The problem is that states are losing a lot of money because of people buying from online and catalog retailers. Some studies estimated the loss at as much as $23 billion in 2012.

To try to remedy the problem, at least in part, 44 states along with the District of Columbia, local governments and businesses worked to create a Streamlined Sales and Use Agreement. The purpose of the agreement is to minimize administration costs on retailers collecting the tax. The agreement encourages online and mail-order retailers not obligated to collect the tax to do so voluntarily in the states that are part of the agreement.

To participate, in turn, states have to use streamlined sales tax, also called destination-based. That means they have to require sales tax rates to be collected based on the point of destination instead of origination. Currently, 24 states have adopted the streamlined system.

Washington state adopted destination-based tax in July 2008 (services and some types of sales are exempt). While many retailers were not impacted by it unless they sell online or ship products out of state, any business that offers in-state deliveries or on-site services had to change its systems to comply.

When the Legislature approved the new law in 2007, it also created a compensation system for jurisdictions that stood to lose revenues from the change. The compensation is temporary until new revenues generated from the streamlined tax offsets the losses, and is based on actual losses.

Locally, the jurisdictions that were expected to lose the most were the city of Poulsbo ($95,000 the first year) and the city of Gig Harbor ($200,000), a study conducted prior to the new legislation estimated. Instead, Kitsap Peninsula Business Journal calculations based on data from the Department of Revenue show that Gig Harbor netted a benefit of $357,911 in the first year (starting with the third quarter of 2008), and Poulsbo, $39,143.

Only Bremerton, Port Orchard and the county received mitigation payments from the state: a total of $20,085, $36,289 and $122,316, respectively (but all have netted positive to date).

Back in 2008, about 1,100 online and mail-order businesses voluntarily participated in the agreement. Now, that number is at 1,400. According to the Streamlined Sales Tax Governing Board, together those retailers have collected more than $700 million in sales taxes.

Congress, in the meantime, hasn’t stopped working on the issue of remote-sales tax at the federal level.

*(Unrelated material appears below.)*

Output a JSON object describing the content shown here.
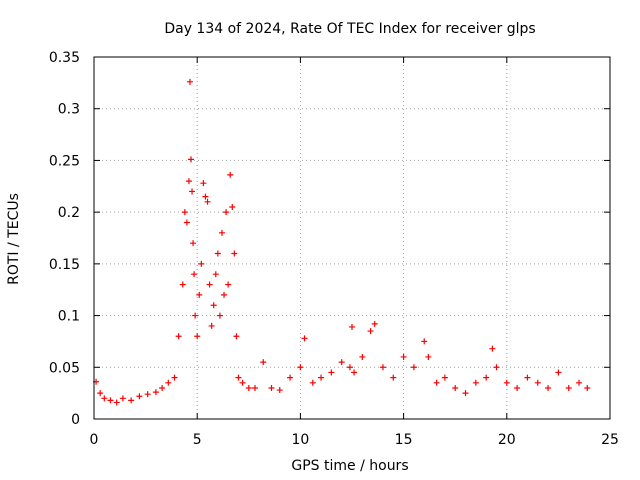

Some lawmakers have lobbied for it for years but bills have routinely died.

The issue goes all the way back to 1992, after a Supreme Court ruling in Quill Corp. vs. North Dakota. The state had tried to impose use tax on the company, a mail-order office supplies retailer based in Illinois. The Supreme Court ruled that collecting the tax was not inherently unconstitutional, but left existing rules in place while encouraging Congress to consider the issue.

And Congress did. The latest effort is the Marketplace Fairness Act, which the Senate passed in May by a vote of 69-27. A similar bill was introduced in the House in February and has been sitting in a Judiciary subcommittee since April, according to congress.gov. The law would only require “remote sellers” to collect the tax if they have annual gross receipts over $1 million and only in the states that follow the streamlined tax agreement.

The National League of Cities called on the House in September to move the bill along, but opposition — led by eBay — has been strong as well, including by states that don’t have sales tax (currently, no sales tax is collected in Oregon, Alaska, Montana, Delaware and New Hampshire.)

In June, Rep. Bob Goodlatte, R-Va., the chair of the Judiciary Committee, said it was doubtful the bill would pass and that House Republicans were creating their own version. It may be a while before it gets traction, however — the lawmakers are expected to focus on healthcare-related and budgeting bills when they return from their recess.

The online legislative tracking tool GovTrack.us from Civil Impulse, LLC gives the current version of the bill a 67 percent chance of passing committee and 28 percent of being enacted.